57. The method of claim 56 wherein the hydroxy-substituted aromatic hydrocarbon is a dihydroxy-substituted aromatic hydrocarbon.

58. The method of claim 57 wherein the dihydroxy-substituted aromatic hydrocarbon is bisphenol A.

59. The method of claim 56 wherein the alkali metal cation is sodium.

60. The method of claim 56 wherein the base is sodium hydroxide.

61. The method of claim 56 wherein the water-soluble protic organic solvent comprises methanol.

62. The method of claim 56 wherein the organic solvent is toluene or ortho-dichlorobenzene.

63. The method of claim 62 wherein the organic solvent is ortho-dichlorobenzene.

64. The method of claim 63 wherein the ortho-dichlorobenzene is at a temperature in a range of between about 130° C. and about 180° C.

65. The method of claim 56 wherein the particle size is reduced using equipment which comprises one or more of a centrifugal pump, grinder, drop-down blender, particle size reduction homogenizer or delumper.

66. The method of claim 56 further comprising at least one drying step to remove residual water remaining after the devolatilizing step, wherein said drying step comprises distilling a mixture comprising organic solvent and water from the vessel either with or without introduction of dry organic solvent to the vessel.

67. The method of claim 66 wherein the amount of water remaining in the salt-containing organic solvent after one or more drying steps is less than about 20 ppm.

68. The method of claim 67 wherein steps of devolatilizing and drying take place in one vessel.

69. The method of claim 56 wherein the salt comprises less than 25% of particles with a diameter of greater than about 200 nm; and less than 2% of particles with a diameter of greater than about 500 nm.
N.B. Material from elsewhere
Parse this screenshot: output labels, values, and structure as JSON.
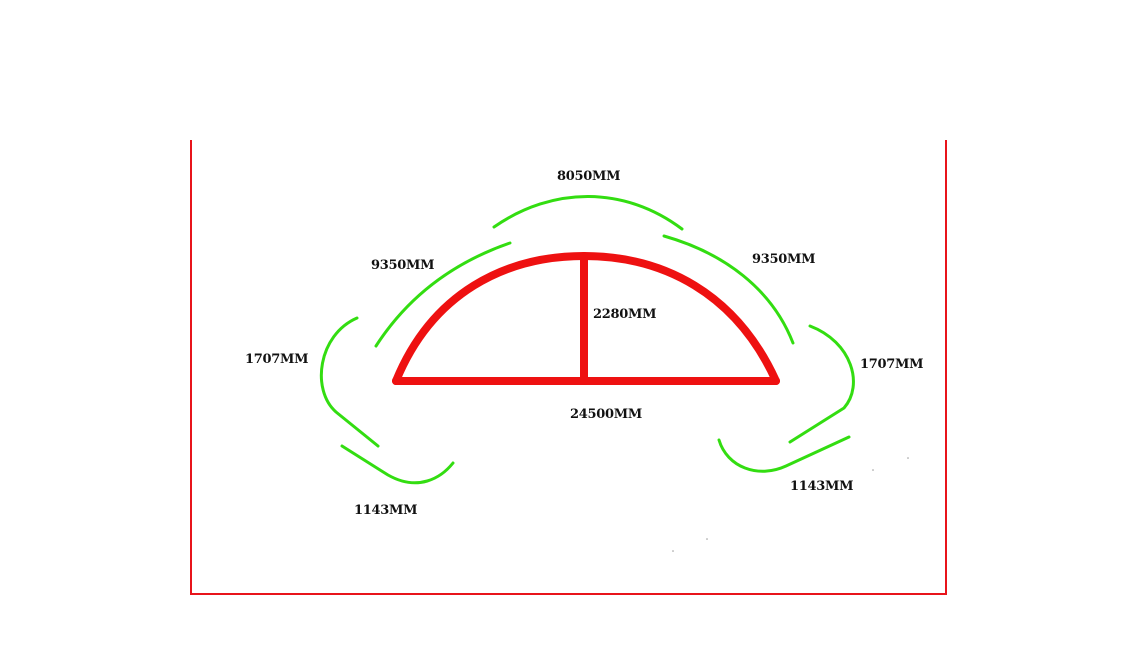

70. A method for preparing the disodium salt of bisphenol A which comprises the steps of: (i) contacting bisphenol A with sodium hydroxide in solvent media comprising water and methanol, wherein the amounts of bisphenol A and sodium hydroxide deviate from stoichiometry by no more than plus/minus 0.4 mole %;(ii) devolatilizing the solvent media comprising the disodium salt by adding the solvent media to ortho-dichlorobenzene in a vessel comprising subsurface baffles, at least one agitator and at least one inlet for introduction of solvent media, wherein said ortho-dichlorobenzene is at a temperature in a range of between about 130° C. and about 180° C., wherein heat is provided to the ortho-dichlorobenzene by circulating said ortho-dichlorobenzene, optionally comprising disodium salt, through a pump-around loop comprising a centrifugal pump, and a spiral heat exchanger or a self-cleaning reboiler; wherein the amount of water removed during devolatilizing is greater than about 99 wt. %; and wherein said salt is at a solids level in a range of between about 10% and about 20% following devolatilizing;(iii) reducing the disodium salt particle size at least once in a slurry of ortho-dichlorobenzene to provide said disodium salt comprising less than 25% of particles with a diameter of greater than about 200 nm; and less than 2% of particles with a diameter of greater than about 500 nm, wherein the particle size is reduced using equipment which comprises one or more of a centrifugal pump, grinder, drop-down blender, particle size reduction homogenizer or delumper; and(iv) drying at least once to remove residual water remaining after step (iii), wherein said drying step comprises distilling ortho-dichlorobenzene and water from the vessel either with or without introduction of dry ortho-dichlorobenzene to the vessel to provide said disodium salt with an amount of water remaining after one or more drying steps of less than about 20 ppm.